In the case of attempts to tolerize autoreactive T cells to self-antigens^41–44, a similar scenario may be at play. Restoring tolerance with small doses of antigen works well in the setting of IgE driven allergy^45,46. However, in autoimmunity there has thus far been very limited success⁸. One hypothesis could be that, in allergies, the target cells/molecules that initiate the allergic response are those that are active during the wake/activity phase, which is also the period that human subjects normally encounter allergens. Therefore, administering a small dose of antigen during the wake/activity phase works to target the intended immune cells and is then, because of the low dose, no longer available by the time the sleep/rest phase commences. In autoimmunity, however, the intended target cells, B cells, CD4 helper T cells, etc. are more prominent during the sleep/rest phase. Therefore, administering the antigen to humans during the daytime may target the wrong cells and the small dose of antigen will be more or less exhausted by the entry into sleep/rest phase, resulting in inadequate targeting of the intended cells.

Concluding remarks

Obviously, the circadian rhythm of the immune system may not be at play in the efficacy of all autoimmunity treatments. There are many other facets such as route of administration and efficacy of tissue distribution of any given therapeutic to take into account. However, considering the oscillations of immune cells in the circulation in some autoimmunity therapies may be prudent. Determining when the target molecules/immune cells are present in the circulation and administering small doses of the therapeutic at that point may maximize the effect and lessen unintended consequences.
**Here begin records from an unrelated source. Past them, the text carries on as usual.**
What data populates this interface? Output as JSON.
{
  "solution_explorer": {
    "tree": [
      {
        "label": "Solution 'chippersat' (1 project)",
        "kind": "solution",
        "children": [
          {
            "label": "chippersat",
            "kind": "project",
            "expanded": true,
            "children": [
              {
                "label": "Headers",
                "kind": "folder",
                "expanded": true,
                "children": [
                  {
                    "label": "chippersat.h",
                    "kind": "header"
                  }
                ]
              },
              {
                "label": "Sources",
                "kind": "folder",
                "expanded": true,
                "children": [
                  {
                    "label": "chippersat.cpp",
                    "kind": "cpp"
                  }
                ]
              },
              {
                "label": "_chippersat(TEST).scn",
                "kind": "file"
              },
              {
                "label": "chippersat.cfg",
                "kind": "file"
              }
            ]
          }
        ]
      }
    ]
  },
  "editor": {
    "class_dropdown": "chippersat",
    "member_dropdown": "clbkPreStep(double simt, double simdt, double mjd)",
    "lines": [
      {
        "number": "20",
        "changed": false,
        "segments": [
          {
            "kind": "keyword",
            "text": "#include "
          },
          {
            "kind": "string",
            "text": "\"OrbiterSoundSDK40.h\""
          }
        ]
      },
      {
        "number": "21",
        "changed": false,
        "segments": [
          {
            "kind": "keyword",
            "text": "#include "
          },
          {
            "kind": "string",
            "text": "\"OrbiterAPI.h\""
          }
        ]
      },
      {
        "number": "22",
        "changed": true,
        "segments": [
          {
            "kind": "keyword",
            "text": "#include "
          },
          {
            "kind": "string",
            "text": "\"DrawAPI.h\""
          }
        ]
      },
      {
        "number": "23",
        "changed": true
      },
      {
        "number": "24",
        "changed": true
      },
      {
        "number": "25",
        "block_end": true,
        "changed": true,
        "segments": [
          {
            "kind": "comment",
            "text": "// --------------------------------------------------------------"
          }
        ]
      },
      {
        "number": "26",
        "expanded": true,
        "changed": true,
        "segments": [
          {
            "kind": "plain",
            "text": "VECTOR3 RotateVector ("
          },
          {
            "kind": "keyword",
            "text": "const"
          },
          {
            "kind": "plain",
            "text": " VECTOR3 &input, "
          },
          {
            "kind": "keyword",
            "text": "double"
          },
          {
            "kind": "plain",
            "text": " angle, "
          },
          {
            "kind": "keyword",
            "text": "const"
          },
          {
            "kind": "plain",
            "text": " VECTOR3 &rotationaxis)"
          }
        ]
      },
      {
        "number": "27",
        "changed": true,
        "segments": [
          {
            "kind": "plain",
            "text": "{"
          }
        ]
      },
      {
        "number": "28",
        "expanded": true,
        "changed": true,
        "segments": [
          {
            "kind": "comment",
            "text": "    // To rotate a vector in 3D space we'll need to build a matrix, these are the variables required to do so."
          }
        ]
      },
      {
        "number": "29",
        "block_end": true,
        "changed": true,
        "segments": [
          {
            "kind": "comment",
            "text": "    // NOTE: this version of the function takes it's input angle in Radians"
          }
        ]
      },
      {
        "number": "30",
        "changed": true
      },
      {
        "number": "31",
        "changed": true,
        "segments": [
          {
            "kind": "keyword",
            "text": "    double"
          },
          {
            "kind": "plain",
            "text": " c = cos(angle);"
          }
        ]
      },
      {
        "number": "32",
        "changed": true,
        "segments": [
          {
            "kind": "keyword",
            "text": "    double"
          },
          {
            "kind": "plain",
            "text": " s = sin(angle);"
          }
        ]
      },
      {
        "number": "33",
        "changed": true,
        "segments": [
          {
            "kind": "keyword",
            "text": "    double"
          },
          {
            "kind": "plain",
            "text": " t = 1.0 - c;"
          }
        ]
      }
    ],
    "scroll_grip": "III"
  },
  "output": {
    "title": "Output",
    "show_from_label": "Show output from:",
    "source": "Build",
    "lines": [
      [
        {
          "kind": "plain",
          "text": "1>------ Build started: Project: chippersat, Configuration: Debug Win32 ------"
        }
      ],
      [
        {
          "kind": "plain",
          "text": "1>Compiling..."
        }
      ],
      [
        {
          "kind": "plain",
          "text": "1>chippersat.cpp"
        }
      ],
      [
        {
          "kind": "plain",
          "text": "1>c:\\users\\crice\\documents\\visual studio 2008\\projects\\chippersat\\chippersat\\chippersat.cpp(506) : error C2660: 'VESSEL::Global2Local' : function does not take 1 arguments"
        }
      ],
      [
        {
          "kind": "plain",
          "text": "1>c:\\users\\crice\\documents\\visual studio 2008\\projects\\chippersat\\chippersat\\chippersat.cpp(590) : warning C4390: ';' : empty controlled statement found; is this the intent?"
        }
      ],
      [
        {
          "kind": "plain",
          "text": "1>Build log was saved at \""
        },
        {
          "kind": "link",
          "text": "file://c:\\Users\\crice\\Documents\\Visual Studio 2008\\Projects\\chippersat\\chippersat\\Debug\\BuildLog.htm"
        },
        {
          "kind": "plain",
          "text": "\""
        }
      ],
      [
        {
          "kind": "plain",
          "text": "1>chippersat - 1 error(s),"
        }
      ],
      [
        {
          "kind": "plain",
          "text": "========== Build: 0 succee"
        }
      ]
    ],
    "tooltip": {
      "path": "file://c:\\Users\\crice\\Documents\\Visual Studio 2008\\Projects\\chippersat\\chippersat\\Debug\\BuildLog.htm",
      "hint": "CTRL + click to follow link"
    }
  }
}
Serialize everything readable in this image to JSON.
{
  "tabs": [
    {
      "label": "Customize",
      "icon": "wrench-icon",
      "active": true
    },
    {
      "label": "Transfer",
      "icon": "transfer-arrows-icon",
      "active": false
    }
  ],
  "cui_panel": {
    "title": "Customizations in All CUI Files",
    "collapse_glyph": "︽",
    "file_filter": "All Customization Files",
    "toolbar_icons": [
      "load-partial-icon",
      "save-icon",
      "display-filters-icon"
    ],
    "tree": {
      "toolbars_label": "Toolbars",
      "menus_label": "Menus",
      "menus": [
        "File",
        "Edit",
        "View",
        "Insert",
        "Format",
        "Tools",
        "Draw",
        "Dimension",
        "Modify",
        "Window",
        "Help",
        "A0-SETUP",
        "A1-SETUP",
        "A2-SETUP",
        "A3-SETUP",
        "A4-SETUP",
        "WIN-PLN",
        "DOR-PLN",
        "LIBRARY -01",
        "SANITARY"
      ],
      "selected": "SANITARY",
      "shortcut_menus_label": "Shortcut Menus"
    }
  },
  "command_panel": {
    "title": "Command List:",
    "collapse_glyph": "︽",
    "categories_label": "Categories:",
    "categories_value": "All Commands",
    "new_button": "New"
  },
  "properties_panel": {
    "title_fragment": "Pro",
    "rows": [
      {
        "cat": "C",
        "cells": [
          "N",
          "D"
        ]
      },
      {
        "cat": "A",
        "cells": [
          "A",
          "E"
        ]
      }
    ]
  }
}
Currently, researchers are serendipitously targeting the culprit cells/molecules in autoimmune mouse model studies because of the difference in mice’s sleep/wake phases and ours. While it may be difficult to treat human autoimmunity during the sleep/rest phase, it may pay off with an increase in the therapeutic effect. To address this question, experiments can be done on autoimmune mice housed in an altered light cycle such that their sleep/wake cycle coincides with ours and therefore treatments can easily be applied when anti-inflammatory mediators and local cytotoxic immune responses are active in their circulation. Thus it can be ascertained whether the efficacy of the treatments lessen when applied during the wake/activity phase. While it may be more difficult to accomplish, in human trials of autoimmunity treatments it would be useful to assign some subjects to groups receiving treatment at different times during a 24-hour period, especially during the sleep/rest phase. Certainly, it would be worthwhile to revisit treatments that previously demonstrated great efficacy in mouse models but only slight improvements in translational treatments.

Data availability

No data are associated with this article.